Other interesting Southern Research projects in controlled release included the development of a microparticle vaccine to protect soldiers against biological attacks and two Space Shuttle flights that tested the effects of microgravity on antibiotic microspheres.

SPINNING A VENTURE

Tipton, who worked at Southern Research in the early 1980s before heading off to graduate school, joined Dunn’s Atrix before returning to Birmingham to play a key role in Southern Research’s drug-delivery business.

In 2005, the non-profit organization formed Brookwood Pharmaceuticals as a commercial venture for its controlled release group, which included the manufacturing of biodegradable polymers. Tipton headed the business, which quickly attracted a suitor as revenues rose.

Brookwood was snapped up in 2007 by SurModics Inc. in a deal valued at $50 million – the largest commercial transaction in Southern Research’s history. (Germany’s Evonik later acquired the business, and Tice still works in the Birmingham operation.)

 

Southern Research CEO Art Tipton and members of the Controlled Release Society at the organization's 2016 conference.

Southern Research CEO Art Tipton and members of the Controlled Release Society at the organization’s 2016 conference.

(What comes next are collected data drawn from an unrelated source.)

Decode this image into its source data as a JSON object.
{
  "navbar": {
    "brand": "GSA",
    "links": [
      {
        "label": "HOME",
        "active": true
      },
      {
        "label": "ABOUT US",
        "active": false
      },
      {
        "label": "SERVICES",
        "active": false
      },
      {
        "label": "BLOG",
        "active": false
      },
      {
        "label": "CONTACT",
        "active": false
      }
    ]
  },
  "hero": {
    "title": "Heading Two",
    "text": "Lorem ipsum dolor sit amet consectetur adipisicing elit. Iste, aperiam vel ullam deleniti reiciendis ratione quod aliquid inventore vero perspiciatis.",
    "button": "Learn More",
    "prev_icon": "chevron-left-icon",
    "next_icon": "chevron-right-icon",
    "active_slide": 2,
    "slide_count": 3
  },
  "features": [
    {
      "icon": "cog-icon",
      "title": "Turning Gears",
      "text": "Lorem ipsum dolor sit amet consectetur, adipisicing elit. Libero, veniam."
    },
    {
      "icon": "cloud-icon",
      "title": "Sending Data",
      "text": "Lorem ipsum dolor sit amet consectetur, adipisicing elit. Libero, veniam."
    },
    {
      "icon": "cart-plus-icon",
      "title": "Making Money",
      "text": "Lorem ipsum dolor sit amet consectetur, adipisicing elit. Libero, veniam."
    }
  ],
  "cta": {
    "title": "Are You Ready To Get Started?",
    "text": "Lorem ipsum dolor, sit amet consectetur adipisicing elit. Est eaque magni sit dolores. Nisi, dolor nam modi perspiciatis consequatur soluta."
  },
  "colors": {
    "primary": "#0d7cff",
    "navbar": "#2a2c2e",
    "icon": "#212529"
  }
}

Like Lewis, Tipton has served as president of the Controlled Release Society, meaning Southern Research has produced two leaders of the worldwide professional organization.

Lewis noted that the roots of Southern Research’s work in the field actually stretch back to the 1960s and the work done in the organization’s Plastics and Fibers section. Experts there developed the ability to produce fibers that easily degraded during the spinning process.

This technique was adopted to make the first synthetic, absorbable sutures – a major advance. It also introduced Southern Research scientists to the polymers that would become the cornerstone of the organization’s controlled release work.

“Polymers were absolutely fundamental to drug delivery. We realized early on that if we were going to do all these things in drug delivery, we had to be basic in the polymers because there was nowhere to buy them,” Tipton said. “We’ve got to make them using commercial standards and with quality standards so that the FDA will approve them.

“There was just an incredible expertise here to do that.”